A inflação na Argentina acelerou em dezembro de 2025, com os preços ao consumidor subindo 2,8% na comparação com novembro, de acordo com dados oficiais do Instituto Nacional de Estatística e Censos (Indec). O resultado foi maior que os 2,5% registrados em novembro, e também acima das expectativas de economistas para o fechamento do ano.

No acumulado de 12 meses até dezembro de 2025, a inflação anual atingiu 31,5%, ligeiramente acima dos 31,4% observados em novembro, interrompendo uma tendência recente de desaceleração que vinha sendo registrada ao longo de 2025.

Pressões sobre os preços e setores


O avanço dos preços foi influenciado por diferentes grupos de consumo, incluindo alimentação, transporte, habitação e serviços, que registraram elevações contínuas ao longo do último mês do ano e contribuíram para a aceleração do índice geral. Analistas destacam que preços de alimentos e serviços essenciais ainda pressionam o custo de vida no país, mesmo com medidas de ajuste econômico implementadas pelo governo.

O resultado anual de 31,5% em 2025, apesar de muito mais baixo que os registros de anos anteriores — quando a inflação chegou a níveis **três dígitos em 2023 e mais de 84% em 2024 em outra contagem anual, conforme metodologias anteriores — indica que os esforços de controle de preços e estabilização monetária tiveram algum efeito, ainda que insuficiente para manter a inflação em patamares mais moderados.

Desafios econômicos para 2026

A desaceleração da inflação em relação aos anos anteriores, mesmo com a ligeira aceleração em dezembro, representa um desafio contínuo para o governo argentino, que tenta equilibrar políticas de austeridade, ajustes estruturais e estímulo ao crescimento econômico num contexto de volatilidade cambial e pressão sobre preços internos.

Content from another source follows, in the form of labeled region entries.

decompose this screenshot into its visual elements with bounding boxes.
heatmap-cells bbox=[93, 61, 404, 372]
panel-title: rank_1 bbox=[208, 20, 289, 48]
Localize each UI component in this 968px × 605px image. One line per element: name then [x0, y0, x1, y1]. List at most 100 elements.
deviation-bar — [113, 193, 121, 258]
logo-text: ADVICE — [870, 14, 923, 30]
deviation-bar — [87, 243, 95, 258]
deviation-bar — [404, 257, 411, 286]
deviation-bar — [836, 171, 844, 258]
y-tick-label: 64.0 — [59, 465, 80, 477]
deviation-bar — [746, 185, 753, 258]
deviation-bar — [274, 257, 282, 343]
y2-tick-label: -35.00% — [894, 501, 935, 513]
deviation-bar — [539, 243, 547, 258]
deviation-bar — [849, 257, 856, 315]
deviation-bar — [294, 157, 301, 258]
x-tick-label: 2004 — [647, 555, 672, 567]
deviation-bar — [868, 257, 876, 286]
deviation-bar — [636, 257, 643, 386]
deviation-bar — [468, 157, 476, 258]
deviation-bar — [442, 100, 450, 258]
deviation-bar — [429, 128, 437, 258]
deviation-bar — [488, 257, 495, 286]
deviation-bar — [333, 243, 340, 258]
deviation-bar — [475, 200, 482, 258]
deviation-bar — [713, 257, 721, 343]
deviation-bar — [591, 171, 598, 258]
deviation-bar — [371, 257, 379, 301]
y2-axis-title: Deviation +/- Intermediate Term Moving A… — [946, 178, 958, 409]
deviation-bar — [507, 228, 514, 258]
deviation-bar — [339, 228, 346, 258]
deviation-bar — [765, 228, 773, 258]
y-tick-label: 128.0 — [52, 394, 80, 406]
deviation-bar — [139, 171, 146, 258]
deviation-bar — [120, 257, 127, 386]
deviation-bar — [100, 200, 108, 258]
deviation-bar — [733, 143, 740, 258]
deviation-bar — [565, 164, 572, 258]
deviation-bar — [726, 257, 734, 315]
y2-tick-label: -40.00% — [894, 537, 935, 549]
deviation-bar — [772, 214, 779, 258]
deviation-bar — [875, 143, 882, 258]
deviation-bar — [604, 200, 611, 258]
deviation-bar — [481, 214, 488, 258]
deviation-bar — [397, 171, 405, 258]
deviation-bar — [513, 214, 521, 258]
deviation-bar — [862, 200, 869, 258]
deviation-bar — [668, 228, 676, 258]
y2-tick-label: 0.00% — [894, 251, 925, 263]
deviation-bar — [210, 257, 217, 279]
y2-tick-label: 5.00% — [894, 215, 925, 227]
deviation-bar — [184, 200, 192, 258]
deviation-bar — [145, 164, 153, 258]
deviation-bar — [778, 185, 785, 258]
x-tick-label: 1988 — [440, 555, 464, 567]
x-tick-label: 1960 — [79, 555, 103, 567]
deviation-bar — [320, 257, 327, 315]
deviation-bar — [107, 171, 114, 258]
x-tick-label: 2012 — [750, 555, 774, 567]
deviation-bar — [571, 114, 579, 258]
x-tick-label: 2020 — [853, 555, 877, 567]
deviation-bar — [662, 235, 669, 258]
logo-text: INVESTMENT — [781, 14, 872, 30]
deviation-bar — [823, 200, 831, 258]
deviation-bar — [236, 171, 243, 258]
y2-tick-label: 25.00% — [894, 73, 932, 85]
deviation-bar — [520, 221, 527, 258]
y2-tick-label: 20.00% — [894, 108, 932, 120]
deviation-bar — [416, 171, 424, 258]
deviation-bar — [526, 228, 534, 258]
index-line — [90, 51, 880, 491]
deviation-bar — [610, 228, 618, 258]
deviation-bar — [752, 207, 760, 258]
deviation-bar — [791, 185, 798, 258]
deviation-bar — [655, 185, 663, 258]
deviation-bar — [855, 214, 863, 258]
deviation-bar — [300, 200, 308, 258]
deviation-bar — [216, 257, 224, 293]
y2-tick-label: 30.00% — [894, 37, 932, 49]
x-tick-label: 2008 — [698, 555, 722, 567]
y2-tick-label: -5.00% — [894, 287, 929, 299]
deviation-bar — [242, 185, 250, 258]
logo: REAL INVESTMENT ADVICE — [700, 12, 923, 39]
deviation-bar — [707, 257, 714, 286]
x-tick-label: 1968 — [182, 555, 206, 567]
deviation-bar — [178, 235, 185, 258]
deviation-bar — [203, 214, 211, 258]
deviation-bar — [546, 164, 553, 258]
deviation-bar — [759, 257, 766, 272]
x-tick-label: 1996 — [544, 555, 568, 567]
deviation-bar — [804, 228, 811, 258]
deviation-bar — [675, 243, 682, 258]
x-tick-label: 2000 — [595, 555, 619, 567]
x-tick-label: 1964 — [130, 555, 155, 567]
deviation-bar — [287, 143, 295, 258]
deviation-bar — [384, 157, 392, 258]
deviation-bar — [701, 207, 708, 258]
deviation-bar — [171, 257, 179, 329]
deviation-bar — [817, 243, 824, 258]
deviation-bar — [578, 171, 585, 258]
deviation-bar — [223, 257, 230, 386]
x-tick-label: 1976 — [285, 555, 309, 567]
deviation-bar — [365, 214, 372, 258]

Economistas monitoram como o indicador pode evoluir ao longo de 2026, especialmente se fatores como câmbio, preços de energia e alimentos continuarem a influenciar os custos no país. A trajetória da inflação será crucial para decisões de política econômica e para a confiança de consumidores e investidores na estabilidade de preços na Argentina.